Write the data collection and exploratory data analysis in the eda.qmd
file in your project repo. It should include the following sections:
- Research question(s). State your research question(s) clearly.
- Data collection and cleaning. Have an initial draft of your data cleaning appendix. Document every step that takes your raw data file(s) and turns it into the analysis-ready data set that you would submit with your final project. Include text narrative describing your data collection (downloading, scraping, surveys, etc) and any additional data curation/cleaning (merging data frames, filtering, transformations of variables, etc). Include code for data curation/cleaning, but not collection.1
- Data description. Have an initial draft of your data description section. Your data description should be about your analysis-ready data.
- Data limitations. Identify any potential problems with your dataset.
- Exploratory data analysis. Perform an (initial) exploratory data analysis. This should include summary statistics, visualizations, and any other relevant information about the data. This is where you start to understand your data and identify any initial trends or relationships. You should also identify any potential problems with your dataset.
1 If you have written code to collect your data (e.g. using an API or web scraping), store this in a separate .qmd
file or .R
script in the repo.
Thorough EDA requires substantial review and analysis of your data. You should not expect to complete this phase in a single day. You should expect to iterate through 20-30 charts, sets of summary statistics, etc., to get a good understanding of your data.
Visualizations are not expected to look perfect at this point since they are mainly intended for you and your team members. Standard expectations for visualizations (e.g. clearly labeled charts and axes, optimized color palettes) are not necessary at the EDA stage.
This document provides an example of what EDA might look like for your project.

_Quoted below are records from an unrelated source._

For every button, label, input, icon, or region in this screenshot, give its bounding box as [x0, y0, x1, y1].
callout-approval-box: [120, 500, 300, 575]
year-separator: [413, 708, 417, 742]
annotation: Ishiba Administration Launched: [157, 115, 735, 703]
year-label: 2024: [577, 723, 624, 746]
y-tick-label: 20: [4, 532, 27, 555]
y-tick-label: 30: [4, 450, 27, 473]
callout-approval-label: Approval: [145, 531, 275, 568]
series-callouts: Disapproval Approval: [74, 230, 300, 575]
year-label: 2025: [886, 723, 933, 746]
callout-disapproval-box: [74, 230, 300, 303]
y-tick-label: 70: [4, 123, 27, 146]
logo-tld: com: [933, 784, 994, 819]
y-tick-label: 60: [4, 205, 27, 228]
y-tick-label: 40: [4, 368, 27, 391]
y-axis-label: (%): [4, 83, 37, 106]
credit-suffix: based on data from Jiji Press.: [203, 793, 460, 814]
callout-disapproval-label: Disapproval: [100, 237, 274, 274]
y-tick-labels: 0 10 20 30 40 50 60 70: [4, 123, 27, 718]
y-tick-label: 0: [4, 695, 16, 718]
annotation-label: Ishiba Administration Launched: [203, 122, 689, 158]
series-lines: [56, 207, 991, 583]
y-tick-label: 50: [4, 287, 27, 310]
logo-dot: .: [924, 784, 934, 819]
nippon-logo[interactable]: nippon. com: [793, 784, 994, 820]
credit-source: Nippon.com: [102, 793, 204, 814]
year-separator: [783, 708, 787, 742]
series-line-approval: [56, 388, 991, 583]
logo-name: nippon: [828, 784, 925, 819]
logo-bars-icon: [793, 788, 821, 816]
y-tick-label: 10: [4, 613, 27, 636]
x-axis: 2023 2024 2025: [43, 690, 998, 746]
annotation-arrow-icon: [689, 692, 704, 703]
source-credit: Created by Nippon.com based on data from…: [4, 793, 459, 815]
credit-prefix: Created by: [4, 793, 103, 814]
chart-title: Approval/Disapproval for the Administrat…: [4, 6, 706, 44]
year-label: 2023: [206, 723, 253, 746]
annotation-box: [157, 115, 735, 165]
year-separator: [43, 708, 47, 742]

- Questions for reviewers. List specific questions for your peer reviewers and project mentor to answer in giving you feedback on this phase.
Evaluation criteria
Category | Less developed projects | Typical projects | More developed projects |
Research question(s) | Question is not clearly stated or significantly limits potential analysis. | Clearly states the research question(s), which have moderate potential for interesting analyses. | Clearly states complex research question(s) that leads to significant potential for interesting analyses. |
Data cleaning | Data is minimally cleaned, with little documentation and description of the steps undertaken. | Completes all necessary data cleaning for subsequent analyses. Describes cleaning steps with some detail. |
Completes all necessary data cleaning for subsequent analyses. Describes all cleaning steps in full detail, so that the reader has an excellent grasp of how the raw data was transformed into the analysis-ready dataset. |
Data description | Simple description of some aspects of the dataset, little consideration for sources. The description is missing answers to applicable questions detailed in the “Datasheets for Datasets” paper. |
Answers all relevant questions in the “Datasheets for Datasets” paper. | All expectations of typical projects + credits and values data sources. |
Data limitations | The limitations are not explained in depth. There is no mention of how these limitations may affect the meaning of results. |
Identifies potential harms and data gaps, and describes how these could affect the meaning of results. | Creatively identifies potential harms and data gaps, and describes how these could affect the meaning of results, and the impact of results on people. It is evident that significant thought has been put into the limitations of the collected data. |
Exploratory data analysis | Motivation for choice of analysis methods is unclear. Does not justify decisions to either confirm / update research questions and data description. |
Sufficient plots (20-30) and summary statistics to identify typical values in single variables and connections between pairs of variables. Uses exploratory analysis to confirm/update research questions and data description. |
All expectations of typical projects + analysis methods are carefully chosen to identify important characteristics of data. |